Removing herself from this relationship, as in mind she was trying to do, provided a sharper view of its elements, including a suspicion she’d long harbored that, while Duncan had love for her, was intrigued by her, amused by her, cared deeply for her, he lacked the sexual passion that fused two strangers. He found her body of interest, but little more, and she hadn’t wished to know this before. As they strolled, she almost told Duncan her explanation for why this was, to ease his mind by articulating what might have been a dreadful secret for him: that he was in love with someone else and seemed to have been for many years, someone whom he had followed from high school to college, whom he had joined back in New York under the
pretext of attending law school, allowing them to share quarters again—a best friend residing in the next room, who, Tooly felt certain, had no idea of Duncan’s attachment, nor would ever have accepted it. She wondered if Duncan himself did.
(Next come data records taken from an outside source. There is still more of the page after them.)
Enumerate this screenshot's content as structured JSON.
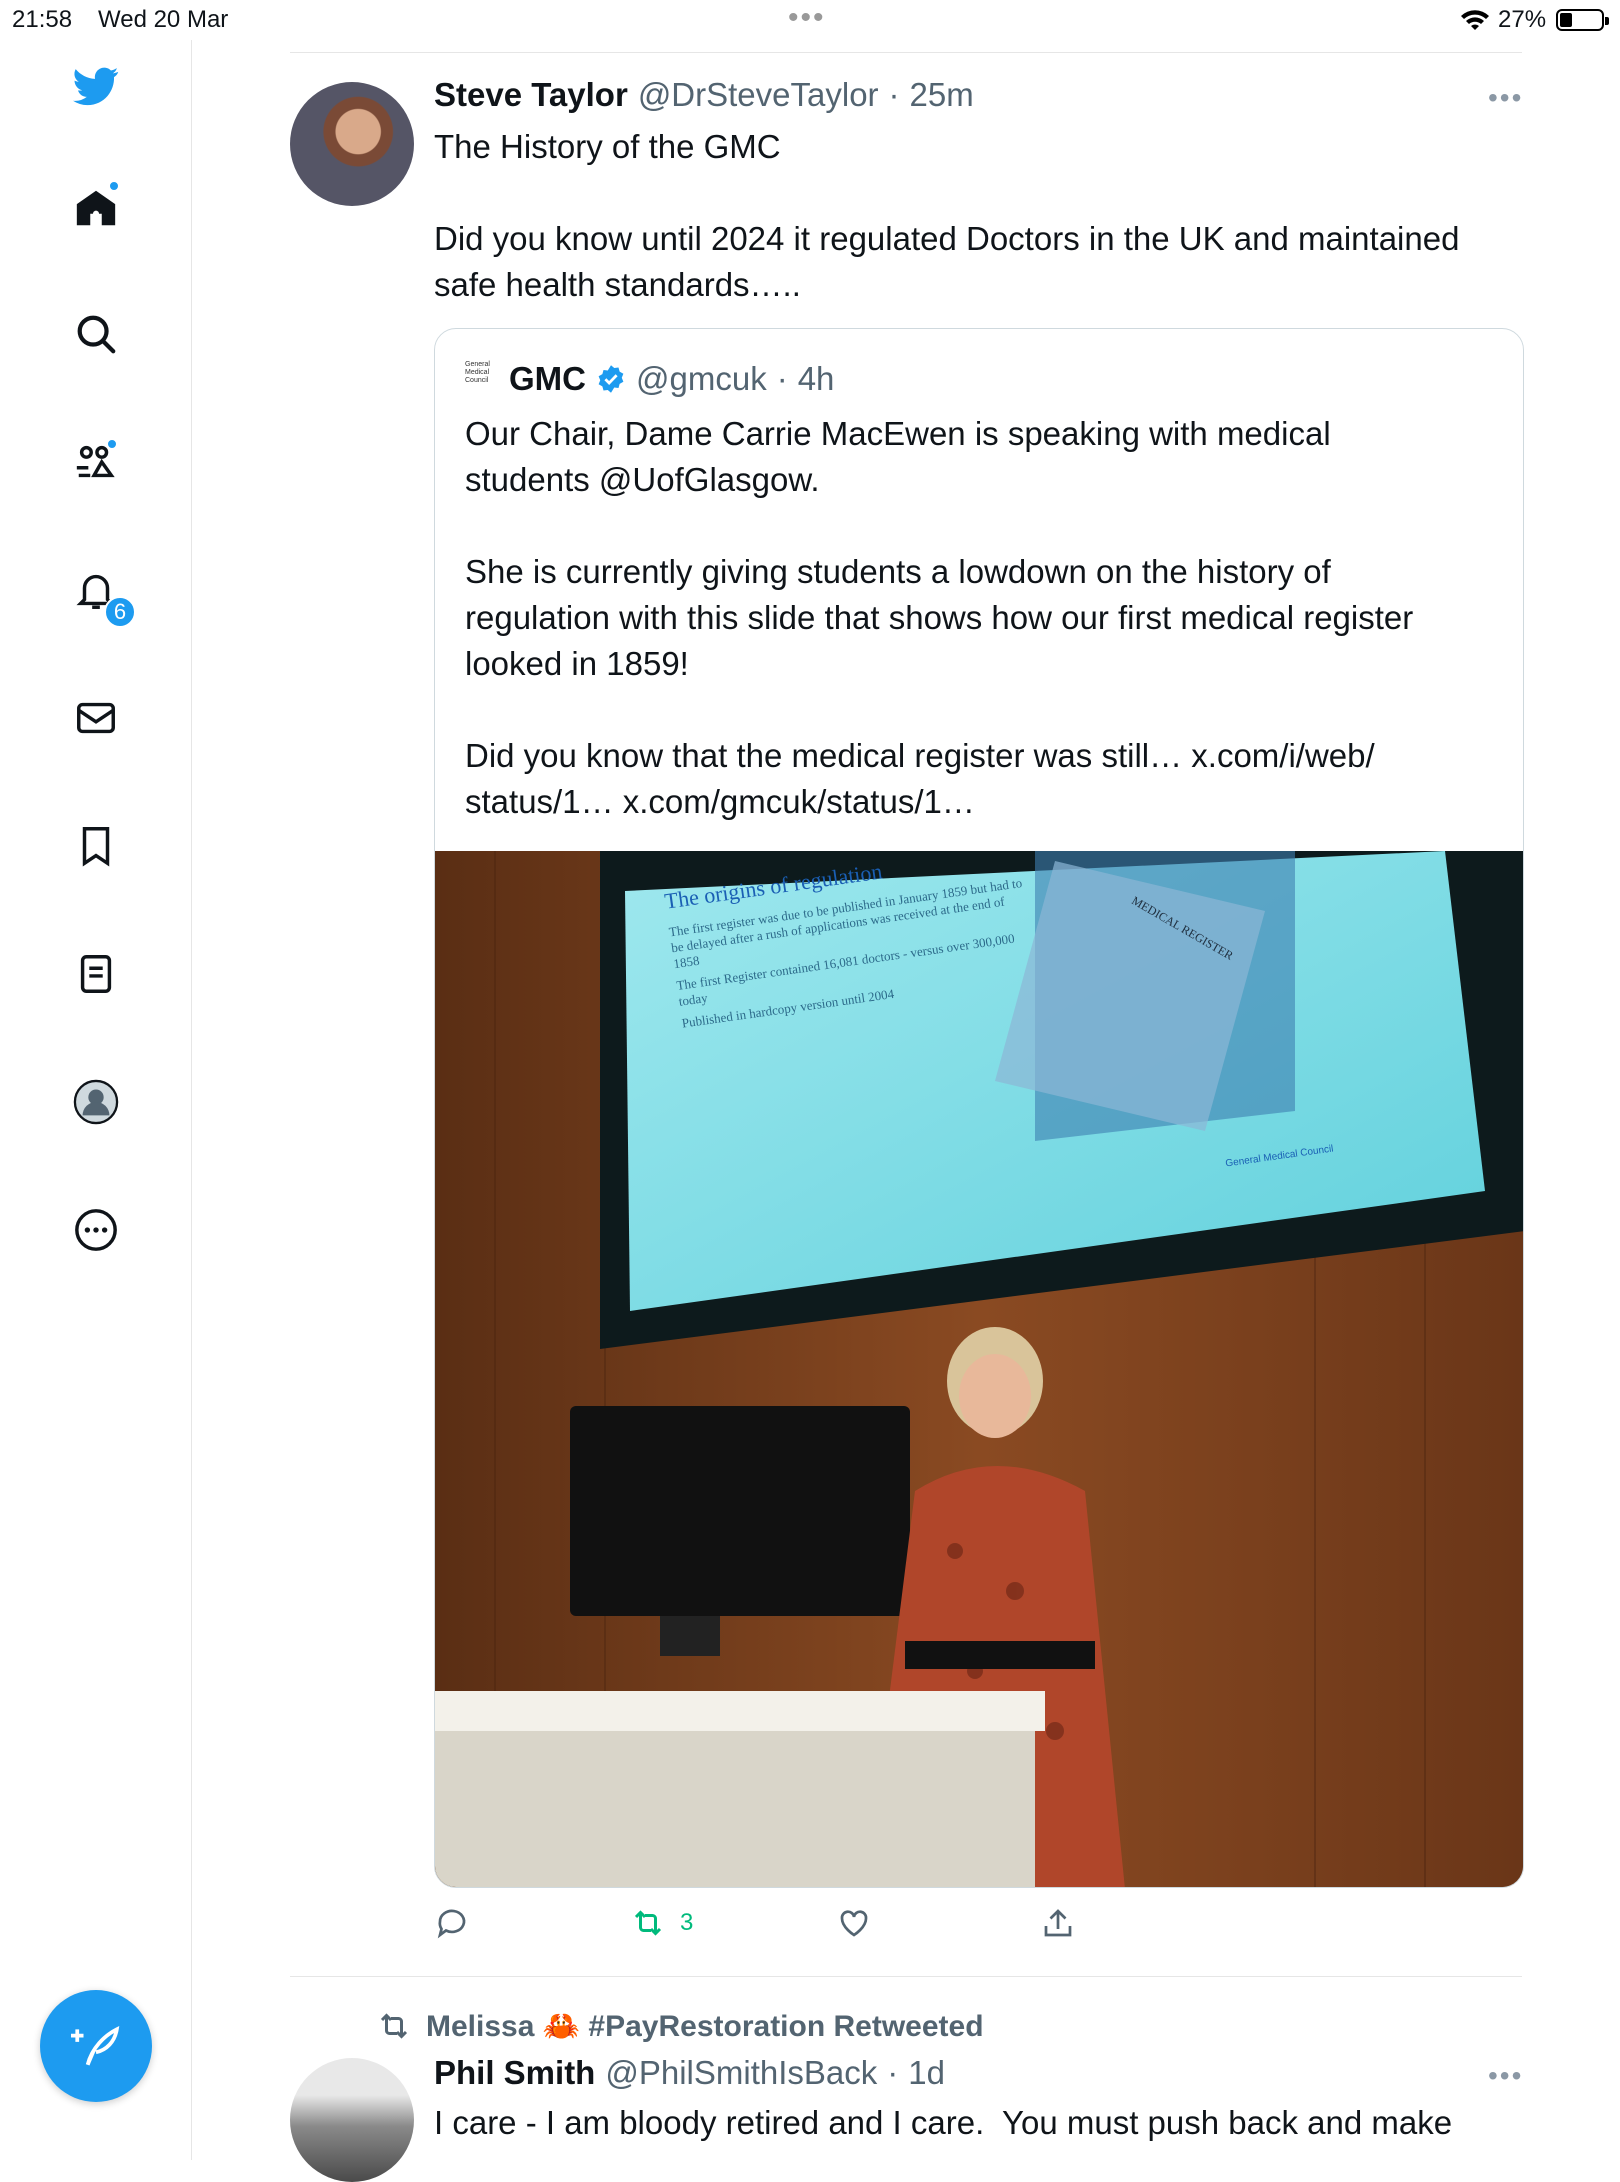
{
  "status_bar": {
    "time": "21:58",
    "date": "Wed 20 Mar",
    "battery": "27%"
  },
  "sidebar": {
    "items": [
      {
        "icon": "twitter-bird-icon"
      },
      {
        "icon": "home-icon"
      },
      {
        "icon": "search-icon"
      },
      {
        "icon": "communities-icon"
      },
      {
        "icon": "notifications-icon",
        "badge": "6"
      },
      {
        "icon": "messages-icon"
      },
      {
        "icon": "bookmarks-icon"
      },
      {
        "icon": "lists-icon"
      },
      {
        "icon": "profile-icon"
      },
      {
        "icon": "more-icon"
      }
    ],
    "accent": "#1d9bf0"
  },
  "tweet1": {
    "name": "Steve Taylor",
    "handle": "@DrSteveTaylor",
    "sep": "·",
    "time": "25m",
    "text": "The History of the GMC\n\nDid you know until 2024 it regulated Doctors in the UK and maintained\nsafe health standards…..",
    "quote": {
      "logo_text": "General\nMedical\nCouncil",
      "name": "GMC",
      "handle": "@gmcuk",
      "sep": "·",
      "time": "4h",
      "text": "Our Chair, Dame Carrie MacEwen is speaking with medical\nstudents @UofGlasgow.\n\nShe is currently giving students a lowdown on the history of\nregulation with this slide that shows how our first medical register\nlooked in 1859!\n\nDid you know that the medical register was still… x.com/i/web/\nstatus/1… x.com/gmcuk/status/1…",
      "photo": {
        "slide_title": "The origins of regulation",
        "slide_bullets": [
          "The first register was due to be published in January 1859 but had to be delayed after a rush of applications was received at the end of 1858",
          "The first Register contained 16,081 doctors - versus over 300,000 today",
          "Published in hardcopy version until 2004"
        ],
        "slide_book_title": "MEDICAL REGISTER",
        "slide_footer": "General Medical Council"
      }
    },
    "actions": {
      "reply": "",
      "retweet": "3",
      "like": "",
      "share": ""
    }
  },
  "tweet2": {
    "retweeted_by": "Melissa 🦀 #PayRestoration Retweeted",
    "name": "Phil Smith",
    "handle": "@PhilSmithIsBack",
    "sep": "·",
    "time": "1d",
    "text": "I care - I am bloody retired and I care.  You must push back and make"
  }
}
She suspected that, had she dared cite this now, he’d be furious, and their final moment of companionship would be ugly. She put her mittens onto his icy hands, though he protested. At the corner of 115th Street, when he turned toward his building, expecting her to follow, she kissed him at length. “Be sweet to the pig,” she joked, winking at him, and continued alone, hastening as she went, pinching herself in punishment at such sentimentality.